Python urlparse -- extract domain name without subdomain
This is an update, based on the bounty request for an updated answer
Start by using the tld package. A description of the package:
Extracts the top level domain (TLD) from the URL given. List of TLD names is taken from Mozilla http://mxr.mozilla.org/mozilla/source/netwerk/dns/src/effective_tld_names.dat?raw=1
from tld import get_tld
from tld.utils import update_tld_names
update_tld_names()
print get_tld("http://www.google.co.uk")
print get_tld("http://zap.co.it")
print get_tld("http://google.com")
print get_tld("http://mail.google.com")
print get_tld("http://mail.google.co.uk")

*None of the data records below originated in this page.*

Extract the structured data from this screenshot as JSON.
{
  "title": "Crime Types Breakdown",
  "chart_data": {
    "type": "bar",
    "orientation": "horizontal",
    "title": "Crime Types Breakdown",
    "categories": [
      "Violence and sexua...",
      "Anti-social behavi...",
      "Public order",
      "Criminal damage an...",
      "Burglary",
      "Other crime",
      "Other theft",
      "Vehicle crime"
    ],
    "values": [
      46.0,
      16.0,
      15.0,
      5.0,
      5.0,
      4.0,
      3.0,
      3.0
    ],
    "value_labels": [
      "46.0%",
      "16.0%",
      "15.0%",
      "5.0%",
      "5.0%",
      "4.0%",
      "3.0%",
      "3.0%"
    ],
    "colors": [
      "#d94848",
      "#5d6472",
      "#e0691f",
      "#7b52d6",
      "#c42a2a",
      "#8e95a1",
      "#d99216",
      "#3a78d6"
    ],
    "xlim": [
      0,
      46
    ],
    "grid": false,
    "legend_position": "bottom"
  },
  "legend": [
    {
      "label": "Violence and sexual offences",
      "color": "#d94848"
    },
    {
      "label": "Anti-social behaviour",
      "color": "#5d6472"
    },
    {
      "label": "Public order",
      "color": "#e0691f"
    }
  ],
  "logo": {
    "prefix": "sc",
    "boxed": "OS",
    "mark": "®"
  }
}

print get_tld("http://google.co.uk")
This outputs
google.co.uk
zap.co.it
google.com
google.com
google.co.uk
google.co.uk
Notice that it correctly handles country level TLDs by leaving co.uk
and co.it
, but properly removes the www
and mail
subdomains for both .com
and .co.uk
The update_tld_names()
call at the beginning of the script is used to update/sync the tld names with the most recent version from Mozilla.
You probably want to check out tldextract, a library designed to do this kind of thing.
It uses the Public Suffix List to try and get a decent split based on known gTLDs, but do note that this is just a brute-force list, nothing special, so it can get out of date (although hopefully it's curated so as not to).
>>> import tldextract
>>> tldextract.extract('http://forums.news.cnn.com/')
ExtractResult(subdomain='forums.news', domain='cnn', suffix='com')
So in your case:
>>> extracted = tldextract.extract('http://www.google.com')
>>> "{}.{}".format(extracted.domain, extracted.suffix)
"google.com"